Negli scorsi mesi si è parlato del festival come a un’alternativa al Todays che lei ha diretto per nove edizioni. L’obiettivo era questo? 
“No assolutamente, il Todays è un festival della Città di Torino. Ha avuto una sua genesi e purtroppo una fine. Nel 2024 ho partecipato incordata al bando con una proposta, ma non venne approvata. Già la scorsa edizione aveva un’identità diversa. Nel 2025 non ci sono state le condizioni. Monitor nasce invece da quello che noi facevamo da prima. Non è un erede, ma è in continuità. L’attitudine è sempre la stessa: non seguire facili trend, ma avere musica per la formazione. Chi viene forma se stesso. È questa un po’ la missione di un festival culturale. Monitor è una perla in un’estate forse orfana di questo tipo di proposta musicale e che speriamo cui la comunità che ci segue speriamo risponda positivamente”. 

Sui festival si è aperto un dibattito, gli ambientalisti in particolare temono ripercussioni sull’ecosistema, lei cosa ne pensa? 
“Credo che un festival che ambisce a essere non solo un momento di intrattenimento, ma anche culturale, debba tenere conto di alcuni punti fondamentali tra cui la capacità di ascolto del territorio. Certe scelte non possono essere imposte sulla comunità che lo abitano, bisogna avere la capacità di conoscerlo e valorizzarlo. Ci sono festival che avvengono in oasi naturali nel rispetto totale del luogo. Ci sono eventi invasivi, in quel caso forse bisognerebbe attivare una capacità di ascolto che sia costruttiva, non distruttiva. Dobbiamo fare attenzione perché viviamo in un mondo in cui ogni giorno c’è un festival in meno, per varie ragioni, un piccolo club che chiude e siamo sotto una condizione costante di massimo sforzo per un minimo risultato. Il sold out è diventata la condizione sine qua non per arrivare a zero, neanche per guadagnarci. C’è più offerta di domanda, è inutile inventare cose diverse, occorre valorizzare ciò che dal basso emerge, in maniera meritocratica”. 
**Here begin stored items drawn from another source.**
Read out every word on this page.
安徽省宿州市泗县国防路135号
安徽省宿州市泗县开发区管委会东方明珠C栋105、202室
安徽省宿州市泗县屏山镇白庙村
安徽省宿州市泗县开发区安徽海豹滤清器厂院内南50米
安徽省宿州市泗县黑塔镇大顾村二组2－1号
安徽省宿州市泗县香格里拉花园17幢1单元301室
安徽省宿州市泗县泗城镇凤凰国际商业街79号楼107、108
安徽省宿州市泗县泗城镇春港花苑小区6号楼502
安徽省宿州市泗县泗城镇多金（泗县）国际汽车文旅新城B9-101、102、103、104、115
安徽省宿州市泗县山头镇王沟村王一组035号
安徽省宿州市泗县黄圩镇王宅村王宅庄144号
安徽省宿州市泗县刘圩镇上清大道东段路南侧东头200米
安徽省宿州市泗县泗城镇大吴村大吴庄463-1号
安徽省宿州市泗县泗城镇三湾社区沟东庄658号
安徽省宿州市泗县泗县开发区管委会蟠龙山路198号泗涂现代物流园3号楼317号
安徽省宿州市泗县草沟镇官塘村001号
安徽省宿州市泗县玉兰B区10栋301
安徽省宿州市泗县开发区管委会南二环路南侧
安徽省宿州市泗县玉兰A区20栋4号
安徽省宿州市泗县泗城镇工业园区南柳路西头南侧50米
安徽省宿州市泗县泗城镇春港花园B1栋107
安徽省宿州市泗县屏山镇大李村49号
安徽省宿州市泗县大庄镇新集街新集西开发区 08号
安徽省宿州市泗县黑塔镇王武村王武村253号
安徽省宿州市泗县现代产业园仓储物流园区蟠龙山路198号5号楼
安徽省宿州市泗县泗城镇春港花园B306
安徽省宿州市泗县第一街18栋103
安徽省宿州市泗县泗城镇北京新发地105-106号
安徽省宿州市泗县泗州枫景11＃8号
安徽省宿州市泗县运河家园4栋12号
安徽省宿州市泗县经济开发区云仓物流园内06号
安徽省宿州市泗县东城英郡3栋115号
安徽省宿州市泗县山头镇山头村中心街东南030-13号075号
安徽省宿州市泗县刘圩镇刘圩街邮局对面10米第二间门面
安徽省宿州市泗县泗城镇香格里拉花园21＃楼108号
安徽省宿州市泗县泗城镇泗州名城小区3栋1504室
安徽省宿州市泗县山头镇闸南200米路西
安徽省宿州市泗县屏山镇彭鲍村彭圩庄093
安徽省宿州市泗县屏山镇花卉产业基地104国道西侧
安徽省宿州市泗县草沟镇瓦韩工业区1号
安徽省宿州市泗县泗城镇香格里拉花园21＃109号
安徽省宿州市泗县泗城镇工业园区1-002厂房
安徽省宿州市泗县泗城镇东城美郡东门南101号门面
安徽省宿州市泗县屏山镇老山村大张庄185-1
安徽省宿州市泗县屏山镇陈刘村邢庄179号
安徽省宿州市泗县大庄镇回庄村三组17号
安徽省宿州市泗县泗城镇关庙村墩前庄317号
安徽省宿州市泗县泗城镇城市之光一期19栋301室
Chi troveremo quest’anno in line up? Come li avete scelti? 
"Quello che cerchiamo di fare con Monitor è di portare artisti per la prima volta a Torino e in Italia. Molti musicisti sono al loro esordio locale. Penso a Arooj Aftab, artista pachistano naturalizzato negli Usa che vive e suona in Europa, gli Yin Yin, gruppo norvegese, ma con suoni del sud est asiatico. E poi ci sono i locali come gli Shame, che suonano nei più grandi contesti europei, o i Cherry Pies, band che suona per tutta Europa, portando la musica che nasce in uno studio in Barriera di Milano. Artisti che esportano la musica dal locale al globale, come Maria Chiara Argirò, romana che vive a Londra”. 

Che pubblico vorrebbe a monitor? I giovani torinesi vanno ai concerti? 
“Viviamo il momento ma la mission è abbattere le differenze generazionali tra il pubblico. Vorrei un pubblico trasversale, protagonista e che sia comunità. Monitor è un diffusore di onde sonore, ma anche di energie che arrivano in pancia alle persone che a loro volta rispondono”. 

Si tratta di una prima edizione, l’intenzione è di rinnovare? 
“Il progetto è che sia una perla che con l’aiuto di tutti possa crescere per una e più edizione. Ci sono gli strumenti per costruire qualcosa di nuovo”. 

Anche al di fuori dello sPAZIO211? 
“Quella è la culla, ma l’idea è di amplificare e quindi crescere insieme. Mi piacerebbe coinvolgere più spazi, magari più città, ma deve avvenire in maniera spontanea”.

C’è qualcuno che non è riuscito a portare, ma che vorrebbe sul palco di Monitor in futuro? 
“Sono moltissimi che vorrei avere, ma per ora mi interessa più l’idea di portare artisti mai visti, sconosciuti alle orecchie dei più. Oggi sono molto soddisfatto del cartellone e della sua interezza. Non ho rimpianti”.